The best way to change the fluid in a transmission is through the cooler lines. Find the output line from the transmission, and hook a hose to it. Start the car in park, let it pump out the fluid on its own, and shut the motor off. Refill the transmission, and repeat until the fluid looks clean.

Someone mentioned that if your fluid is black, it is best to change only a small bit at a time. This is 100% correct. Wait a week or two, go back, and dump the sump ONLY again. Repeat this process every week or two until the fluid is clean.


----------



## fahadj2003 (Feb 25, 2013)

the jerks in the shifting are gone with thr fluid change.. but anotyer thing came up..
ok so on 2nd gear and now 6th too, it keeps shifting
like goes neutral and shifts back.. or doesnt shift on time..
and engine keeps revving till i let the acceleration go..
and on 6th, im sure its neutral coz the car starts slowing down..
not constant speed or something..
so can someone gimme an idea on what could be causing this?
thing is, unlike other countries, saudi is dominated by toyota
and other cars, especially automatic and chevy cars cost alot..
and the usual mechanics dunno **** about nnew cars and the
offical gm/chevy showroom charges alot.. i wanna know what this could be about to assess if i can last a couple weeks till my dad comes back from vacations, otherwise know whats going on..


----------



## fahadj2003 (Feb 25, 2013)

another question,os the torque converter ouside the tranny? or a ppart of it?
i know thats a noob question but whatever.. hoping not to pay 1000$ for jus labor costs of opening the tranny. _.


----------



## sciphi (Aug 26, 2011)

Torque converter is inside the transmission case, attached to the engine. 

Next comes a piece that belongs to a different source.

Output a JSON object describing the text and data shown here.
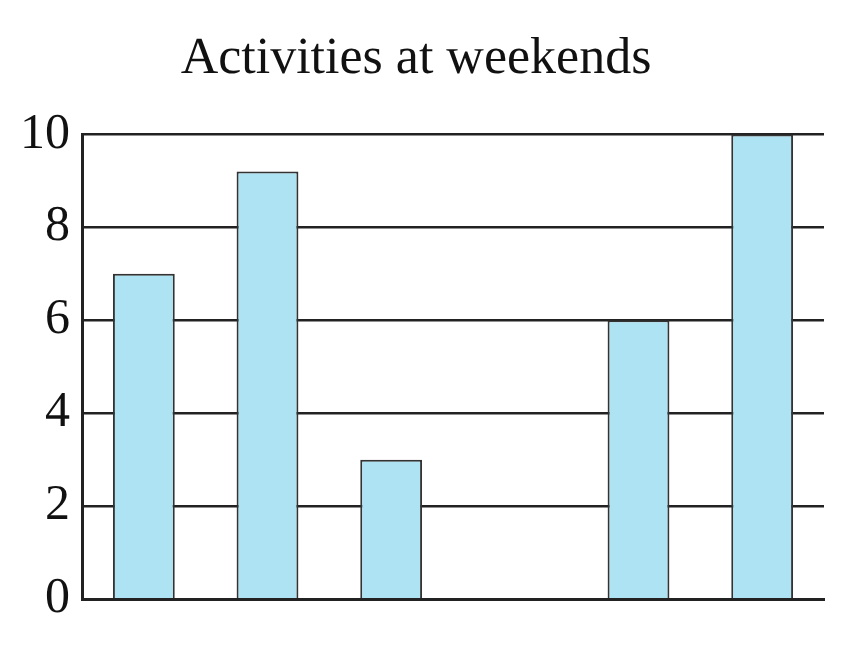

I'd try another fluid change before dropping $1000 on transmission removal. Since the fluid was absolutely disgusting and was changed once, there's still a lot of gross fluid in the transmission. Get it out of there and see where your car is.


----------



## fahadj2003 (Feb 25, 2013)

can you pinpoint what the prob could be?
ive changed the oil alot as of now..
what causes weird random shifting back and forth?


----------